There are also some wonderful performances by supporting players. Blunt is delightful as Emily (side note: one wondered, given Miranda's penchant for referring to Andy as Emily, if this was her actual name or just a generic name the fashion editor gave to her assistants). Blunt has a marked ability for mean-spirited comedy, where we tend to dislike her for being so harsh and snobbish with Andy but who we also see as both adoring and terrified by her idol Miranda. The scene where she realizes she will not be fulfilling her long-held dream makes Emily both shallow and mean yet oddly endearing, which we credit to the fact that Emily finally starts to eat.

Tucci serves as both a dismissive superior of Andy and as a mentor of sorts, guiding our heroine in her new role as a budding fashionista. He is sharp but never overtly cruel with her, but tells Andy basically she is being foolish in how she is tackling the hurdles of Runway and what she can do about it.

Baker and Grenier seem to play variations of themselves: the former a suave ladies' man who attracts women easily while the latter doesn't seem any different from Vincent Chase on Entourage. This isn't to say that they weren't good in the film: both were pleasant enough. It's just that it doesn't make full use of whatever talent they may have (a stronger case for Baker can be made than can for Grenier).

We now turn to Meryl Streep. She is ice cold as Miranda, a woman who never shouts or even raises her voice when cutting someone down. Streep gives Miranda a coolness that shows her to be not oblivious but disinterested in how others are affected by her demands. Miranda cannot comprehend how Andy cannot get any airplane to fly her out of Miami just because a hurricane is pounding the city. She is the type of woman who expects to be obeyed, to have her Starbucks ready at the moment she calls for it, and to have not one but two copies of the unpublished Harry Potter novel at the ready.

Yet Streep is too intelligent and talented an actress to go for straight parody (even of Vogue editor Anna Wintour, highly suspected of being the inspiration for Miranda). Streep has a scene where she allows the mask to slide ever-so-low, revealing she has human hurts and emotions just like everyone else.

Not everything about The Devil Wears Prada is good/perfect. We have an unfortunate cliché in that Andy has to decide between going to Nate's birthday party and Miranda's benefit...which fall on the same night. Why do these sort of things always happen in movies?

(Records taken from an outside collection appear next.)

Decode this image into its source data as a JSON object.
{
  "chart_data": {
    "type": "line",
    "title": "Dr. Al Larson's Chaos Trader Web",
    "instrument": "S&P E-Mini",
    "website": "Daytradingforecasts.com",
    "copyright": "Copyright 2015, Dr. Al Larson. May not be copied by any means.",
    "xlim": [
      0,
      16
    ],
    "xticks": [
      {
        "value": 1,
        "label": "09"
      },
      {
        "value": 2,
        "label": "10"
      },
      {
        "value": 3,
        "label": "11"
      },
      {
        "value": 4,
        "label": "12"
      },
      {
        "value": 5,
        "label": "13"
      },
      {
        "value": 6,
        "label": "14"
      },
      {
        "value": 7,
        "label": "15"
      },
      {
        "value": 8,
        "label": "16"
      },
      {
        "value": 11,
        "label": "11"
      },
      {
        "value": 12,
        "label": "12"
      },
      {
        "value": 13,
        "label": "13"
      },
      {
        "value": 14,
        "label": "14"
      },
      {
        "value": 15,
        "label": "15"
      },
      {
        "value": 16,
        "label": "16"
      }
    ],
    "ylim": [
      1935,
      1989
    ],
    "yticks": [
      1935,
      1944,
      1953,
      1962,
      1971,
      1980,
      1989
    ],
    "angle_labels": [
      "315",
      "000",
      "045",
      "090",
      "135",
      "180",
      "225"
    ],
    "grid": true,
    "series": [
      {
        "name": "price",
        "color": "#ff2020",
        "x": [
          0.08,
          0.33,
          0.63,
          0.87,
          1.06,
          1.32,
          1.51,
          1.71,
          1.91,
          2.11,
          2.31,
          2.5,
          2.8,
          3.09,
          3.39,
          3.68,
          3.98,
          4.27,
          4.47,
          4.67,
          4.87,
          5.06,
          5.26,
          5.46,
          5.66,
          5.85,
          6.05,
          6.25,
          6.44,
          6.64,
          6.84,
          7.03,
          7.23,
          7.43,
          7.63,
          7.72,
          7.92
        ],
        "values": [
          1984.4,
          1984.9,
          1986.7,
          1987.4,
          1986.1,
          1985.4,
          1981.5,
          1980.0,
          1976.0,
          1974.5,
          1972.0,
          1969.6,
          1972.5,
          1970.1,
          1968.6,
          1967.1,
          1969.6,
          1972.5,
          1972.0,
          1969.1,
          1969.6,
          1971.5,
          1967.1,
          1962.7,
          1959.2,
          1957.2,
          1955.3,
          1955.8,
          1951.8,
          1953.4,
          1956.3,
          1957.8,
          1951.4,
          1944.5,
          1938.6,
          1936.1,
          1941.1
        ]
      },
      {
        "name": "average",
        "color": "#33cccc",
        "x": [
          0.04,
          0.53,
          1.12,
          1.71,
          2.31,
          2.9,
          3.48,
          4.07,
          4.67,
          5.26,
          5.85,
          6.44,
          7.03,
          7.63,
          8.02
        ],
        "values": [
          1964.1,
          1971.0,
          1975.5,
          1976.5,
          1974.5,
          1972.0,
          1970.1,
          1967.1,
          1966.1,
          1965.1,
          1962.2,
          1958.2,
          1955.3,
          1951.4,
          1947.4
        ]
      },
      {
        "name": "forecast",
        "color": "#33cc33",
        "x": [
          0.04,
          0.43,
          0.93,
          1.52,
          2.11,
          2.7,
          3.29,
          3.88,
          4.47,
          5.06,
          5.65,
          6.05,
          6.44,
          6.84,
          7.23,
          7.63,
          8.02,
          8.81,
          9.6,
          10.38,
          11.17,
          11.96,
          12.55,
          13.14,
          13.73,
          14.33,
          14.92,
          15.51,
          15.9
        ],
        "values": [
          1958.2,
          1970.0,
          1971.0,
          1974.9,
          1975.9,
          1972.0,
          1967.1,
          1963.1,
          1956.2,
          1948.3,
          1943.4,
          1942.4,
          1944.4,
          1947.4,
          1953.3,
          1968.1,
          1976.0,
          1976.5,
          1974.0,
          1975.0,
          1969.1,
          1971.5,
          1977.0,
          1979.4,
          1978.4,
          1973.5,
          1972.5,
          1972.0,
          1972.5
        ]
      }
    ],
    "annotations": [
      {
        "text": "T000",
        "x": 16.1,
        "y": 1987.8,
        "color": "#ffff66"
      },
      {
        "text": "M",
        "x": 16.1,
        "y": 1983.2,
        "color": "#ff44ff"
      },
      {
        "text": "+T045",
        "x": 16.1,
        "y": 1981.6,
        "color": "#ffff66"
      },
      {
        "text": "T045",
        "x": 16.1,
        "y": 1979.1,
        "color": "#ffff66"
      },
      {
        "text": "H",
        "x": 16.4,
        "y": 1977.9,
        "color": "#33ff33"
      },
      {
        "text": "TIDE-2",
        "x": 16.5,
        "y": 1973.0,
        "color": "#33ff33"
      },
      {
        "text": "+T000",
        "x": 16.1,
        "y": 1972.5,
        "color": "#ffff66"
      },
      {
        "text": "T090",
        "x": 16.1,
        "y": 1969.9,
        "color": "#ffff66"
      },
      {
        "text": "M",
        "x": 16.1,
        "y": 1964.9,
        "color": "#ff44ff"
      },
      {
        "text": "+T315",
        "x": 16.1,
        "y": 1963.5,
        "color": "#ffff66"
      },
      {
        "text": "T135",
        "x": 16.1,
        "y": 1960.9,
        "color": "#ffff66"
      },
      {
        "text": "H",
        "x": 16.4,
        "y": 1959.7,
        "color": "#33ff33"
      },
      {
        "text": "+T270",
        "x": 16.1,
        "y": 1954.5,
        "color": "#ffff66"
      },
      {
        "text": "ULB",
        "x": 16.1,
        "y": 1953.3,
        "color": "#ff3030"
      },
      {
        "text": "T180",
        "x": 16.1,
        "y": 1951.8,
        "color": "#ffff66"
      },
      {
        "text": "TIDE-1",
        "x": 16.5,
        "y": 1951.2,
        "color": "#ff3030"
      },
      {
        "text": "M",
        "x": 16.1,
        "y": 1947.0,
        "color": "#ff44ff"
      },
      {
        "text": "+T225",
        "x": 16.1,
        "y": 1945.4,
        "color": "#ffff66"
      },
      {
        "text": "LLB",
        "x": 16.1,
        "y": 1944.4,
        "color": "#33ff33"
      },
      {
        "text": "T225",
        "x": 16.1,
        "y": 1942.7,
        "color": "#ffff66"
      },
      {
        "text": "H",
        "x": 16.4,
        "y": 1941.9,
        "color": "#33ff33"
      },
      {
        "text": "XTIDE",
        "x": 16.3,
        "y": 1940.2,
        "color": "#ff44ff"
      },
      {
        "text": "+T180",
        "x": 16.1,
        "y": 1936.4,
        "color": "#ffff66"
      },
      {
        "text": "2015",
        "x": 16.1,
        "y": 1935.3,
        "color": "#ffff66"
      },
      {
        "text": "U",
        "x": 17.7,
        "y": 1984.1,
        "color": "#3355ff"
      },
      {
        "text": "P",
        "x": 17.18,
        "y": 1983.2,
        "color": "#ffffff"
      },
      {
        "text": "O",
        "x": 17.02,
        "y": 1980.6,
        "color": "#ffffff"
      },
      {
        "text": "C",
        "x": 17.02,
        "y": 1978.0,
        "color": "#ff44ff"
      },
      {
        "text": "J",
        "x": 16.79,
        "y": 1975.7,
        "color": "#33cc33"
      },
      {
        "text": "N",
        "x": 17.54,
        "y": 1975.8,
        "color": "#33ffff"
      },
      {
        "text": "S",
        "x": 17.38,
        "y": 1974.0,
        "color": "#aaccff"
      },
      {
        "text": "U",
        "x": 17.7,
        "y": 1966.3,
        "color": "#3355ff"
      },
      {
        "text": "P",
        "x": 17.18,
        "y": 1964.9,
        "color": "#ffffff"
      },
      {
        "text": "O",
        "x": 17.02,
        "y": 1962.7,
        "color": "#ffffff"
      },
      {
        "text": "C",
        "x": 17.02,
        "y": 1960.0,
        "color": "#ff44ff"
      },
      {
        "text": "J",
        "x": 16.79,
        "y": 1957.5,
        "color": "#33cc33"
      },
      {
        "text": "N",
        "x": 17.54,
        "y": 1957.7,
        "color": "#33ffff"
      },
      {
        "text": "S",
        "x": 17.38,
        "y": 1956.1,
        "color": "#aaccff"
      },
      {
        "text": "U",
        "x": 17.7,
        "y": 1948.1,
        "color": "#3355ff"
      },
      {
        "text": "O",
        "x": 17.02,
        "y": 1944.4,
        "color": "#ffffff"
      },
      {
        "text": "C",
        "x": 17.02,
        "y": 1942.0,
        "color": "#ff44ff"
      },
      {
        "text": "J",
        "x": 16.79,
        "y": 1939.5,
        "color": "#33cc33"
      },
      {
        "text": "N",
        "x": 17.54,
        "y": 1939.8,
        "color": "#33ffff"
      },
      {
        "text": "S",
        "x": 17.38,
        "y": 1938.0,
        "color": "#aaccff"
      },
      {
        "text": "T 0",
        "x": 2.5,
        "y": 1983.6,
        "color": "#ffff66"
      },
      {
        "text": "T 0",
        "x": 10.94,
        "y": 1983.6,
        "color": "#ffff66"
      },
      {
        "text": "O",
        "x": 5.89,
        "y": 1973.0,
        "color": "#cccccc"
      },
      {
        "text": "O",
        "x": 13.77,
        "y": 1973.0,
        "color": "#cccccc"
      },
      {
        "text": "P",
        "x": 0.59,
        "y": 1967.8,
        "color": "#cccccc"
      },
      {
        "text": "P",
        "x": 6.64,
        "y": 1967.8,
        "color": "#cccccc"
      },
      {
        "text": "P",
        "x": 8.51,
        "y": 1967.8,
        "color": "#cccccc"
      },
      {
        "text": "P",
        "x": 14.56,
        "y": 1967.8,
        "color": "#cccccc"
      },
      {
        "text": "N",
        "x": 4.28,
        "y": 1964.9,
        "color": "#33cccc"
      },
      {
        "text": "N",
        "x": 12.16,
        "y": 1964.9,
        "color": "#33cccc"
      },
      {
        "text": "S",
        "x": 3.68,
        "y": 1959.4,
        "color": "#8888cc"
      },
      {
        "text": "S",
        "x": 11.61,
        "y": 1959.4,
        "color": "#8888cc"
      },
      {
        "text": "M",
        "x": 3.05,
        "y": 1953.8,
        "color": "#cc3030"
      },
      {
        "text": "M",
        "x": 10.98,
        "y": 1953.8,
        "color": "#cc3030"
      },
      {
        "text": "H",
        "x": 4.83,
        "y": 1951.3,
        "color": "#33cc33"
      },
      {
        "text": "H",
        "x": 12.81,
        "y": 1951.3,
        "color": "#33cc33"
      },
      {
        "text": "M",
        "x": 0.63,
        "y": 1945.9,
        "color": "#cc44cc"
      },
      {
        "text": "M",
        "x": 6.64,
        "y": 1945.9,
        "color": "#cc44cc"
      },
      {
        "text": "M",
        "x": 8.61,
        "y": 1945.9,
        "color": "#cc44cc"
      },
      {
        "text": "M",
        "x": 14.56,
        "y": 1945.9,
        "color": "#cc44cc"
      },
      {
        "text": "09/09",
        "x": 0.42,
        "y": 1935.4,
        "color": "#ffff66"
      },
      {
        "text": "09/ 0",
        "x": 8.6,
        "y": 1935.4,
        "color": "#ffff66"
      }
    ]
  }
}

The break-up between Nate and Andy wasn't the best bit of acting, which was unfortunate given that for most of the film both Hathaway and Grenier had given pretty good performances of a regular couple deeply in love with each other.

Still, these are minor flaws. The Devil Wears Prada is a light, enjoyable film, one that even those who don't know their Oscar De La Renta from their Oscar De La Hoya will appreciate. The film is a very good fit.